Une mission de courte durée, mais extrêmement lucrative. D'après le Financial Times, Nigel Farage, figure emblématique du parti pro-Brexit Reform UK, a reçu en mai 270.000 livres (313.000 euros) pour promouvoir le négociant en or Direct Bullion, soit des revenus presque doublés par rapport à son salaire de député.
La déclaration d'intérêts déposée au Parlement britannique révèle que Farage a touché cette somme pour seulement 12 heures de travail, ce qui lui confère un revenu horaire stupéfiant de 22.500 livres (26.120 euros).
Dans une vidéo diffusée par Direct Bullion, il vante les mérites de l'or, le qualifiant d'"actif ultime pour la protection de patrimoine", notamment en temps d'incertitude économique.
Un député au patrimoine controversé
Les critiques n'ont pas tardé. La députée travailliste Anna Turley a dénoncé cet enrichissement, affirmant : "Il prétend défendre les travailleurs, mais ne s’intéresse qu’à ses propres gains et se vend au plus offrant".
"Il devrait plutôt œuvrer pour améliorer la situation financière de ses électeurs de Clacton au lieu d'accumuler des bénéfices de ventes d'or", a-t-elle ajouté.

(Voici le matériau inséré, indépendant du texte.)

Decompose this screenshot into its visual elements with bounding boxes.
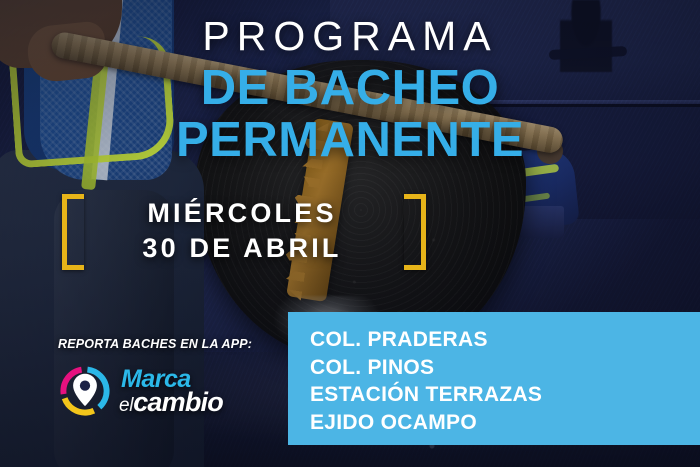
headline-line-2: PERMANENTE (0, 116, 700, 164)
list-item: EJIDO OCAMPO (310, 409, 700, 437)
logo-word-el: el (119, 395, 133, 416)
list-item: COL. PINOS (310, 354, 700, 382)
poster-content: PROGRAMA DE BACHEO PERMANENTE MIÉRCOLES … (0, 0, 700, 467)
headline-line-1: DE BACHEO (201, 61, 500, 115)
locations-list: COL. PRADERAS COL. PINOS ESTACIÓN TERRAZ… (288, 312, 700, 437)
poster-root: PROGRAMA DE BACHEO PERMANENTE MIÉRCOLES … (0, 0, 700, 467)
logo-word-el-cambio: elcambio (119, 389, 223, 416)
bracket-close-icon (404, 194, 426, 270)
list-item: ESTACIÓN TERRAZAS (310, 381, 700, 409)
logo-wordmark: Marca elcambio (119, 367, 223, 416)
event-date: MIÉRCOLES 30 DE ABRIL (86, 196, 398, 265)
location-pin-ring-icon (58, 364, 112, 418)
event-date-day-month: 30 DE ABRIL (86, 231, 398, 266)
list-item: COL. PRADERAS (310, 326, 700, 354)
locations-panel: COL. PRADERAS COL. PINOS ESTACIÓN TERRAZ… (288, 312, 700, 445)
kicker-title: PROGRAMA (0, 16, 700, 57)
bracket-open-icon (62, 194, 84, 270)
marca-el-cambio-logo[interactable]: Marca elcambio (58, 364, 223, 418)
event-date-weekday: MIÉRCOLES (86, 196, 398, 231)
headline: DE BACHEO PERMANENTE (0, 64, 700, 164)
logo-word-cambio: cambio (133, 387, 223, 417)
app-cta-label: REPORTA BACHES EN LA APP: (58, 337, 252, 351)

Ce n'est pas un cas isolé pour Farage. Auparavant, il avait déjà perçu 189.300 livres pour quatre heures de travail en décembre 2024, suivis de 91.200 livres en janvier 2025, puis 135.000 livres environ neuf mois plus tard. Au total, il a déclaré des revenus extérieurs de plus de 2 millions de livres depuis son élection en juillet 2024, le plaçant juste derrière l'ancien Premier ministre Rishi Sunak sur le podium des députés les plus riches.
En plus de ses activités avec Direct Bullion, Farage a également déclaré des revenus provenant de plateformes numériques comme X, Google et Meta, et de conférences pour des groupes anti-avortement aux États-Unis.
À partir de mi-mai, il est sous enquête du comité d'éthique du Parlement britannique pour ne pas avoir déclaré un don de 5 millions de livres en cryptomonnaies, reçu quelques mois avant sa candidature aux législatives de 2024.